The method of indoor positioning of the present invention comprises:
Step S100, the training data of input tape position mark and without the training data of position mark, described training data forms training dataset.
Step S200, according to without the training data of position mark with the similarity relation between the training data of position mark, drawn without position mark corresponding to the training data of position mark by the position mark with the training data of position mark, make described training data concentrate whole training datas to have position mark.
Step S300 adopts the supervised learning method to be located by described training dataset and waits to set the goal.
Better, described step S200 further is,
Step S210, the adjacent map of the signal strength signal intensity vector similarity relation of all training datas of structure expression carries out Eigenvalues Decomposition to described in abutting connection with Laplacian matrix of graphs, characteristic vector composition characteristic vector space;
Step S220 makes up the grader on the described characteristic vector space, finds the solution the parameter of grader according to the position mark with the training data of position mark, is drawn described without position mark corresponding to the training data of position mark by grader.
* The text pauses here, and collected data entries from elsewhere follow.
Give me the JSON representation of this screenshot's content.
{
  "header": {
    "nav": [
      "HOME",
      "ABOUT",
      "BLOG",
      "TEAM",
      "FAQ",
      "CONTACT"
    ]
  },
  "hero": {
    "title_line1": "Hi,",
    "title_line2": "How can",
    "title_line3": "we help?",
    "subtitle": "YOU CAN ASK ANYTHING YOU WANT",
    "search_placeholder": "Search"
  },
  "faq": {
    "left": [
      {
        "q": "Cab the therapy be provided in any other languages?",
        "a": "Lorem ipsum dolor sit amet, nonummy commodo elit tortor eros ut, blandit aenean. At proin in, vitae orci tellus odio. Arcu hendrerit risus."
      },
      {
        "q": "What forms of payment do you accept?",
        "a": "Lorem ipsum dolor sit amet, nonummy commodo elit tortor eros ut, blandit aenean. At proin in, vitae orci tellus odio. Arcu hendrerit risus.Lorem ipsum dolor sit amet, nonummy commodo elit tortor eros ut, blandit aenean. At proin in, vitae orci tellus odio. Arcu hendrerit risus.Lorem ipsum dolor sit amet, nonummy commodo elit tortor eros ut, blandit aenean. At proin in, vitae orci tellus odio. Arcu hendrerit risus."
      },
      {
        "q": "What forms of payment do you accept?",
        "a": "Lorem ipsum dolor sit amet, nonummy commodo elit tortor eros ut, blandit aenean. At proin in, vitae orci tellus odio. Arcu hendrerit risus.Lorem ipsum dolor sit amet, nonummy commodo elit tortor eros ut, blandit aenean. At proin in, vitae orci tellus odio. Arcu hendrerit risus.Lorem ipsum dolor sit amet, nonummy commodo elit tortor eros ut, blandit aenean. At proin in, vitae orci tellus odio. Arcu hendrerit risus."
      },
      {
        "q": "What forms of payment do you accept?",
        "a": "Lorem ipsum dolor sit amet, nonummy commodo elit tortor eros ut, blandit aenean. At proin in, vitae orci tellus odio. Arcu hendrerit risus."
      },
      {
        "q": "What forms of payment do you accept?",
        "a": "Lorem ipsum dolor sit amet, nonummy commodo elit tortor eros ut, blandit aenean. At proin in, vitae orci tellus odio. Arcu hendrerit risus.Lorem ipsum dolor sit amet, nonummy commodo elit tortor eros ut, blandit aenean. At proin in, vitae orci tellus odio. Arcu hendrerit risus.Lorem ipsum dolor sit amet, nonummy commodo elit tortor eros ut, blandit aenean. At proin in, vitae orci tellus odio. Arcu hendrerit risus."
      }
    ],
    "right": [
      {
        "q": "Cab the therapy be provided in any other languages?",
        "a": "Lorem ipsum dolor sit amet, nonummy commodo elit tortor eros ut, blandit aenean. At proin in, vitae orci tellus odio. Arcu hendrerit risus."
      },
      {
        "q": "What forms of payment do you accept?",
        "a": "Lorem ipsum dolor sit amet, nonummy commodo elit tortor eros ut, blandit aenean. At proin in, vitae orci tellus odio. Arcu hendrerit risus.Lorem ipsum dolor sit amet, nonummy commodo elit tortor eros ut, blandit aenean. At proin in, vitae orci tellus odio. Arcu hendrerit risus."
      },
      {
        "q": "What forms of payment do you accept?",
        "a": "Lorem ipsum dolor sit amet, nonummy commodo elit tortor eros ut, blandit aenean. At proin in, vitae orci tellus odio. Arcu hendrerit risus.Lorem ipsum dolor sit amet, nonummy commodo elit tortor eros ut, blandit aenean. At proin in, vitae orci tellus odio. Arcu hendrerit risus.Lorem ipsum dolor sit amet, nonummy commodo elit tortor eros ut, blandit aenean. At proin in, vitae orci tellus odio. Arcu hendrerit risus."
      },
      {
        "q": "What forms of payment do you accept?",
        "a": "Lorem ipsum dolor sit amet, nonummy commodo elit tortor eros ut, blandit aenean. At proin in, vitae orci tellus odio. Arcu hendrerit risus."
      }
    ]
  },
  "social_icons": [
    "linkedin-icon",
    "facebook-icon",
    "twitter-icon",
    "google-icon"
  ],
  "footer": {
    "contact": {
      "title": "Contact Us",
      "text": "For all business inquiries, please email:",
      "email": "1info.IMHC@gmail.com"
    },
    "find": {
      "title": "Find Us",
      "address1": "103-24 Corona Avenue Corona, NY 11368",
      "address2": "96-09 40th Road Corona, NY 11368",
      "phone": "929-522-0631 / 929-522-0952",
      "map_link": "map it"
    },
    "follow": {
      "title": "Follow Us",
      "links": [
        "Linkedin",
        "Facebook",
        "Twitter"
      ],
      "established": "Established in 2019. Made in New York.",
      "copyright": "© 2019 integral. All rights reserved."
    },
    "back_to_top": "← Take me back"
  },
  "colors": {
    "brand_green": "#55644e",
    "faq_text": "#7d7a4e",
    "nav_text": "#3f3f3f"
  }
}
The embodiment of the inventive method is as described below.
The inventive method need to gather a small amount of training data with position mark, utilize simultaneously a large amount of relatively low nothings of cost that gather with the training data of position mark, utilize the relation of all training datas on the characteristic vector space of Laplacian Matrix, train the location model with certain generalization ability.By forming training dataset with the training data of position mark with without the training data of position mark; Carry out spectral factorization by the adjacent map that all training datas are consisted of, spectral factorization is for to carry out Eigenvalues Decomposition to the adjacency Laplacian matrix of graphs, obtain the expression of all training datasets on characteristic vector space, then according to the constant principle of the position mark of identical data node on different representation spaces, know the position mark of training data on characteristic vector space with position mark, according to the position mark with the training data of position mark the training data without position mark is carried out mark, thereby obtain one entirely with the training dataset of position mark.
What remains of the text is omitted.